6.2. Metal nanoparticles
Adding nanoparticles to polymer matrices creates a new group of more functional materials [39]. More specifically, it is undertaken to obtain enhanced mechanical characteristics and, in certain situations, impart bioactivity to a non-biodegradable material by integrating inorganic particles into the chitosan matrix [18]. Chitosan nanocomposites typically have three nanoparticle fillers: bioactive ceramic, bioactive glass, and metal nanoparticles. The most common filler is bioactive glass nanoparticles, a class of surface reactive materials that can form bonds with physiological tissues such as bone. Bioactive glasses are generally created by the melt or sol-gel techniques of fabrication. These Nanoparticles are mainly silicate with varying amounts of sodium, calcium, and phosphorus added for flavour and texture. In addition, they may generate ions and act as an effective substrate for protein adsorption because of their nanometric size. Therefore, using sol-gel methods, it is feasible to create bioactive nanoparticles with precisely regulated compositions.
It is also possible to include ceramic nanoparticles in nanocomposites, which have superior mechanical properties and better interactions with the surrounding tissues because of their integration into the composite.

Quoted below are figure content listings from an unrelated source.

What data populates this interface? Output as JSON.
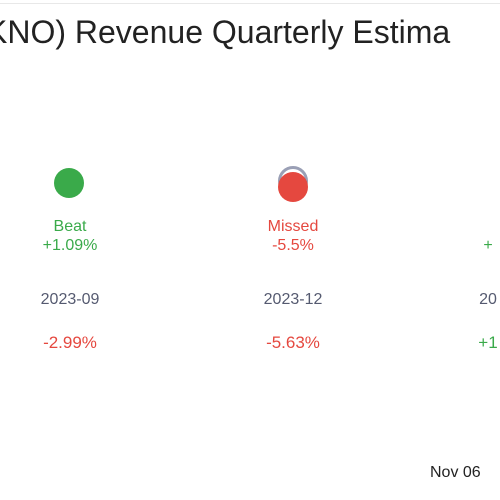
{
  "colors": {
    "beat": "#3aaa4a",
    "missed": "#e5483f",
    "period": "#555a70",
    "ring": "#9a9fb5",
    "title": "#222222"
  },
  "chart_data": {
    "type": "scatter",
    "title": "KNO) Revenue Quarterly Estima",
    "columns": [
      {
        "period": "2023-09",
        "status": "Beat",
        "surprise": "+1.09%",
        "change": "-2.99%",
        "status_color": "#3aaa4a",
        "change_color": "#e5483f",
        "has_estimate_ring": false
      },
      {
        "period": "2023-12",
        "status": "Missed",
        "surprise": "-5.5%",
        "change": "-5.63%",
        "status_color": "#e5483f",
        "change_color": "#e5483f",
        "has_estimate_ring": true
      },
      {
        "period": "20",
        "status": "",
        "surprise": "+",
        "change": "+1",
        "status_color": "#3aaa4a",
        "change_color": "#3aaa4a",
        "has_estimate_ring": false
      }
    ]
  },
  "footer": {
    "date": "Nov 06"
  }
}
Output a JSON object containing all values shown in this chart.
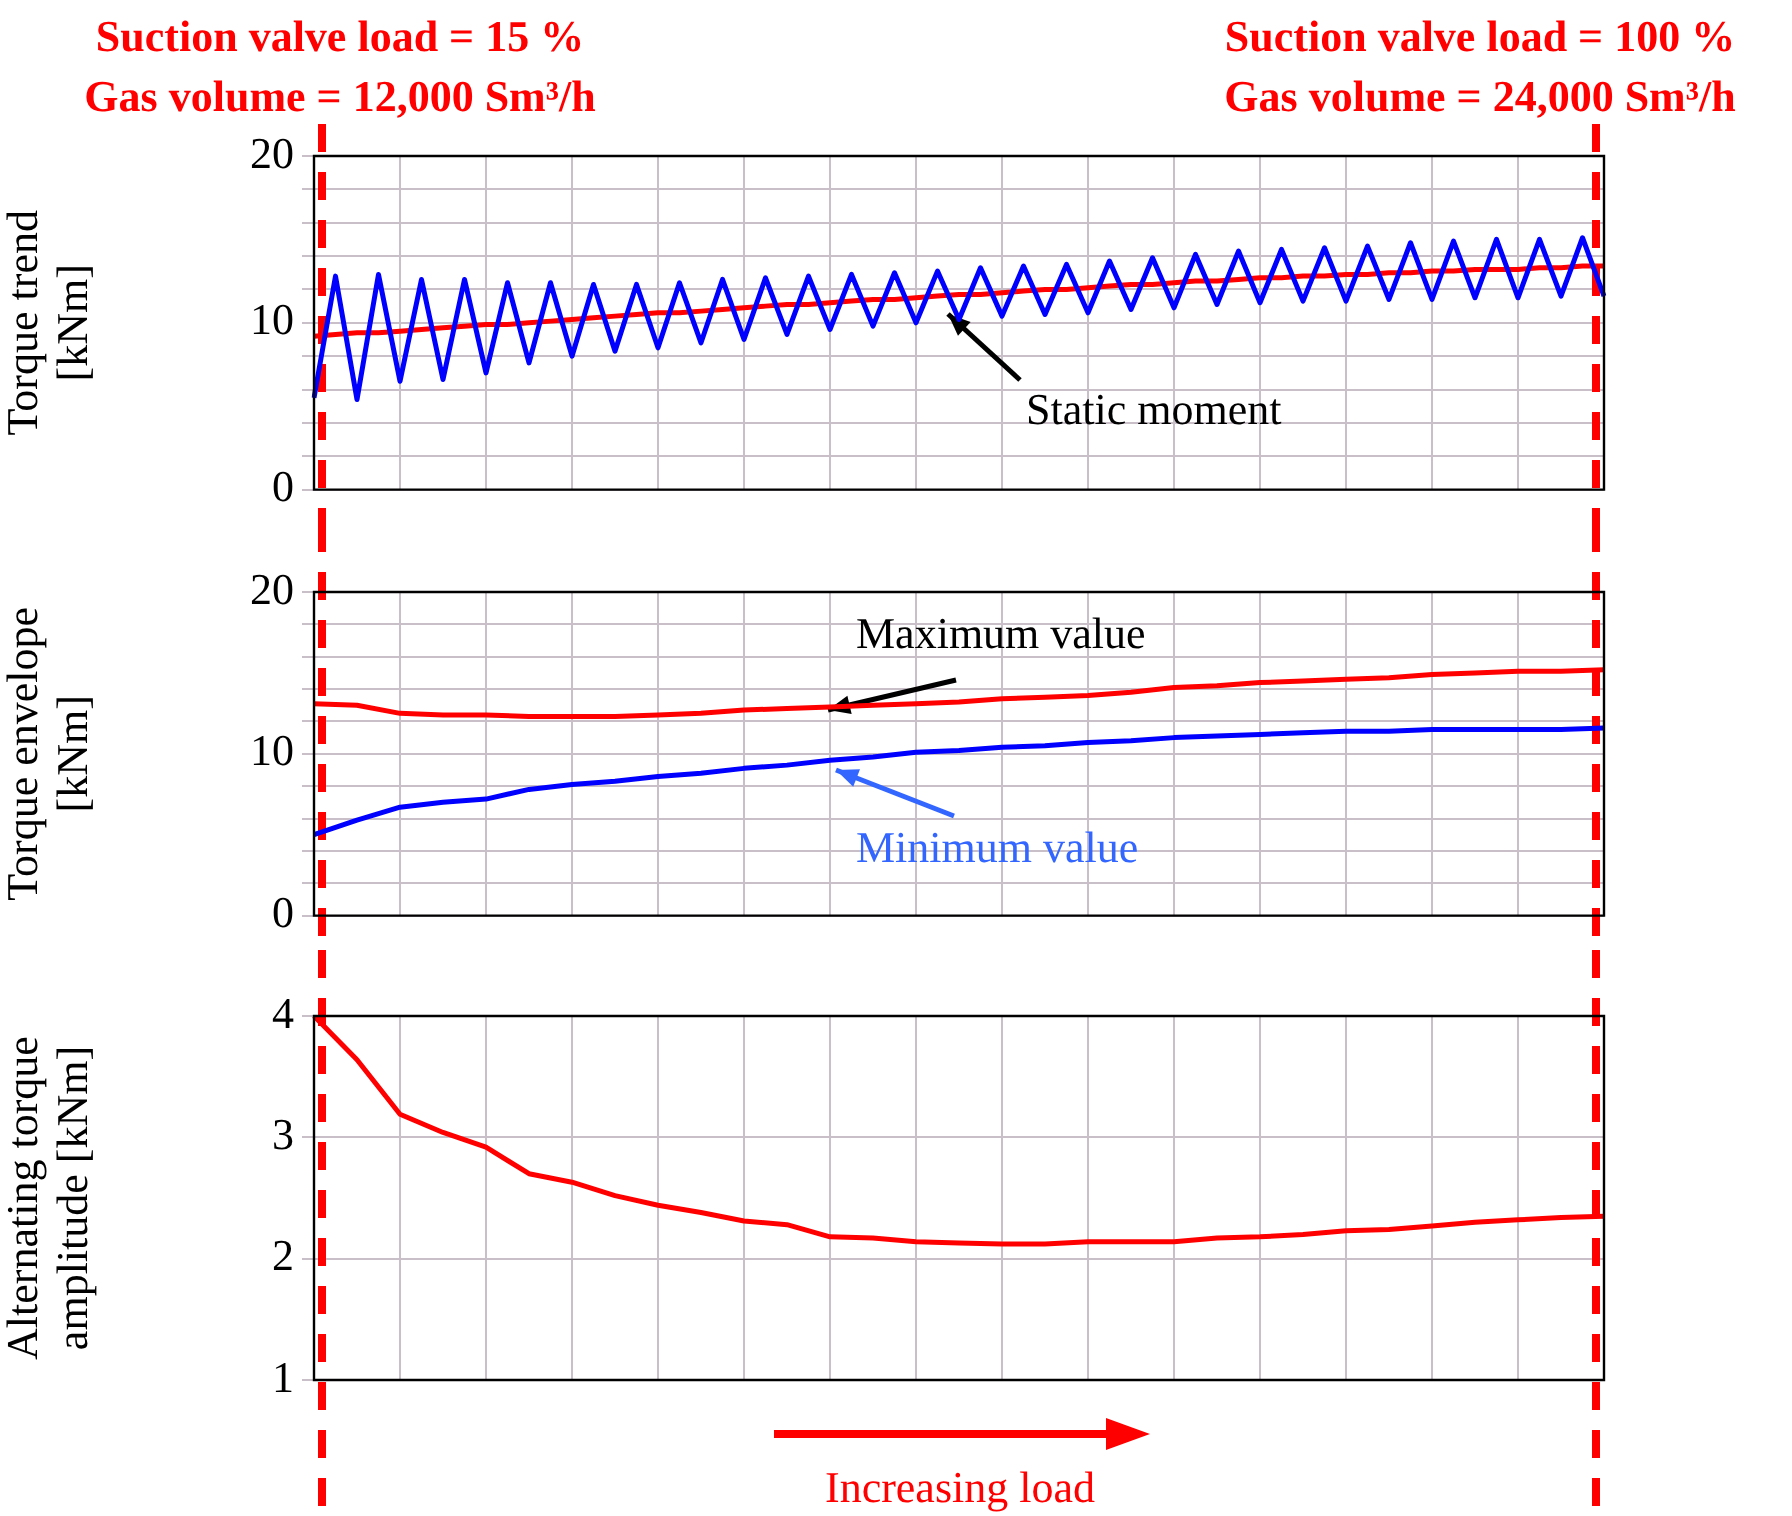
{
  "chart_data": [
    {
      "type": "line",
      "ylabel": "Torque trend\n[kNm]",
      "categories": [
        null,
        null,
        null,
        null,
        null,
        null,
        null,
        null,
        null,
        null,
        null,
        null,
        null,
        null,
        null,
        null,
        null,
        null,
        null,
        null,
        null,
        null,
        null,
        null,
        null,
        null,
        null,
        null,
        null,
        null,
        null,
        null,
        null,
        null,
        null,
        null,
        null,
        null,
        null,
        null,
        null,
        null,
        null,
        null,
        null,
        null,
        null,
        null,
        null,
        null,
        null,
        null,
        null,
        null,
        null,
        null,
        null,
        null,
        null,
        null,
        null
      ],
      "ylim": [
        0,
        20
      ],
      "yticks": [
        0,
        {
          "value": 2,
          "label": null
        },
        {
          "value": 4,
          "label": null
        },
        {
          "value": 6,
          "label": null
        },
        {
          "value": 8,
          "label": null
        },
        10,
        {
          "value": 12,
          "label": null
        },
        {
          "value": 14,
          "label": null
        },
        {
          "value": 16,
          "label": null
        },
        {
          "value": 18,
          "label": null
        },
        20
      ],
      "grid": true,
      "tick_labels": "y",
      "marker": "none",
      "series": [
        {
          "color": "#0000ff",
          "values": [
            5.5,
            12.8,
            5.4,
            12.9,
            6.5,
            12.6,
            6.6,
            12.6,
            7.0,
            12.4,
            7.6,
            12.4,
            8.0,
            12.3,
            8.3,
            12.3,
            8.5,
            12.4,
            8.8,
            12.6,
            9.0,
            12.7,
            9.3,
            12.8,
            9.6,
            12.9,
            9.8,
            13.0,
            10.0,
            13.1,
            10.2,
            13.3,
            10.4,
            13.4,
            10.5,
            13.5,
            10.6,
            13.7,
            10.8,
            13.9,
            10.9,
            14.1,
            11.1,
            14.3,
            11.2,
            14.4,
            11.3,
            14.5,
            11.3,
            14.6,
            11.4,
            14.8,
            11.4,
            14.9,
            11.5,
            15.0,
            11.5,
            15.0,
            11.6,
            15.1,
            11.6
          ]
        },
        {
          "color": "#ff0000",
          "values": [
            9.2,
            9.3,
            9.4,
            9.4,
            9.5,
            9.6,
            9.7,
            9.8,
            9.9,
            9.9,
            10.0,
            10.1,
            10.2,
            10.3,
            10.4,
            10.5,
            10.6,
            10.6,
            10.7,
            10.8,
            10.9,
            11.0,
            11.1,
            11.1,
            11.2,
            11.3,
            11.4,
            11.4,
            11.5,
            11.6,
            11.7,
            11.7,
            11.8,
            11.9,
            12.0,
            12.0,
            12.1,
            12.2,
            12.3,
            12.3,
            12.4,
            12.5,
            12.5,
            12.6,
            12.7,
            12.7,
            12.8,
            12.8,
            12.9,
            12.9,
            13.0,
            13.0,
            13.1,
            13.1,
            13.2,
            13.2,
            13.2,
            13.3,
            13.3,
            13.4,
            13.4
          ]
        }
      ],
      "annotations": [
        "Suction valve load = 15 %\nGas volume = 12,000 Sm³/h",
        "Suction valve load = 100 %\nGas volume = 24,000 Sm³/h",
        "Static moment"
      ]
    },
    {
      "type": "line",
      "ylabel": "Torque envelope\n[kNm]",
      "categories": [
        null,
        null,
        null,
        null,
        null,
        null,
        null,
        null,
        null,
        null,
        null,
        null,
        null,
        null,
        null,
        null,
        null,
        null,
        null,
        null,
        null,
        null,
        null,
        null,
        null,
        null,
        null,
        null,
        null,
        null,
        null
      ],
      "ylim": [
        0,
        20
      ],
      "yticks": [
        0,
        {
          "value": 2,
          "label": null
        },
        {
          "value": 4,
          "label": null
        },
        {
          "value": 6,
          "label": null
        },
        {
          "value": 8,
          "label": null
        },
        10,
        {
          "value": 12,
          "label": null
        },
        {
          "value": 14,
          "label": null
        },
        {
          "value": 16,
          "label": null
        },
        {
          "value": 18,
          "label": null
        },
        20
      ],
      "grid": true,
      "tick_labels": "y",
      "marker": "none",
      "series": [
        {
          "color": "#ff0000",
          "values": [
            13.1,
            13.0,
            12.5,
            12.4,
            12.4,
            12.3,
            12.3,
            12.3,
            12.4,
            12.5,
            12.7,
            12.8,
            12.9,
            13.0,
            13.1,
            13.2,
            13.4,
            13.5,
            13.6,
            13.8,
            14.1,
            14.2,
            14.4,
            14.5,
            14.6,
            14.7,
            14.9,
            15.0,
            15.1,
            15.1,
            15.2
          ]
        },
        {
          "color": "#0000ff",
          "values": [
            5.0,
            5.9,
            6.7,
            7.0,
            7.2,
            7.8,
            8.1,
            8.3,
            8.6,
            8.8,
            9.1,
            9.3,
            9.6,
            9.8,
            10.1,
            10.2,
            10.4,
            10.5,
            10.7,
            10.8,
            11.0,
            11.1,
            11.2,
            11.3,
            11.4,
            11.4,
            11.5,
            11.5,
            11.5,
            11.5,
            11.6
          ]
        }
      ],
      "annotations": [
        "Maximum value",
        "Minimum value"
      ]
    },
    {
      "type": "line",
      "ylabel": "Alternating torque\namplitude [kNm]",
      "categories": [
        null,
        null,
        null,
        null,
        null,
        null,
        null,
        null,
        null,
        null,
        null,
        null,
        null,
        null,
        null,
        null,
        null,
        null,
        null,
        null,
        null,
        null,
        null,
        null,
        null,
        null,
        null,
        null,
        null,
        null,
        null
      ],
      "ylim": [
        1,
        4
      ],
      "yticks": [
        1,
        2,
        3,
        4
      ],
      "grid": true,
      "tick_labels": "y",
      "marker": "none",
      "series": [
        {
          "color": "#ff0000",
          "values": [
            4.0,
            3.64,
            3.19,
            3.04,
            2.92,
            2.7,
            2.63,
            2.52,
            2.44,
            2.38,
            2.31,
            2.28,
            2.18,
            2.17,
            2.14,
            2.13,
            2.12,
            2.12,
            2.14,
            2.14,
            2.14,
            2.17,
            2.18,
            2.2,
            2.23,
            2.24,
            2.27,
            2.3,
            2.32,
            2.34,
            2.35
          ]
        }
      ],
      "annotations": [
        "Increasing load"
      ]
    }
  ]
}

Most notably, hydroxyapatite nanoparticles, which exhibit excellent osteoconductive and osteoinductive biodegradability and high mechanical strength, have shown promise in nanocomposite manufacturing [40]. However, when significant concentrations of ceramic nanoparticles are used in composites, these materials' brittle nature may negatively impact the composite characteristics. Metal nanoparticles, for example, are mixed with polymers to give biosensing and antibacterial properties. All metals, including silver, gold, and zinc oxide nanoparticles, have previously been employed in nanoparticle manufacturing, including silver, gold, and zinc oxide nanoparticles. Chemical composition, particle size, crystallinity, and shape are just a few variables that may be adjusted independently of the nanoparticle kind to optimize the composites' features [41].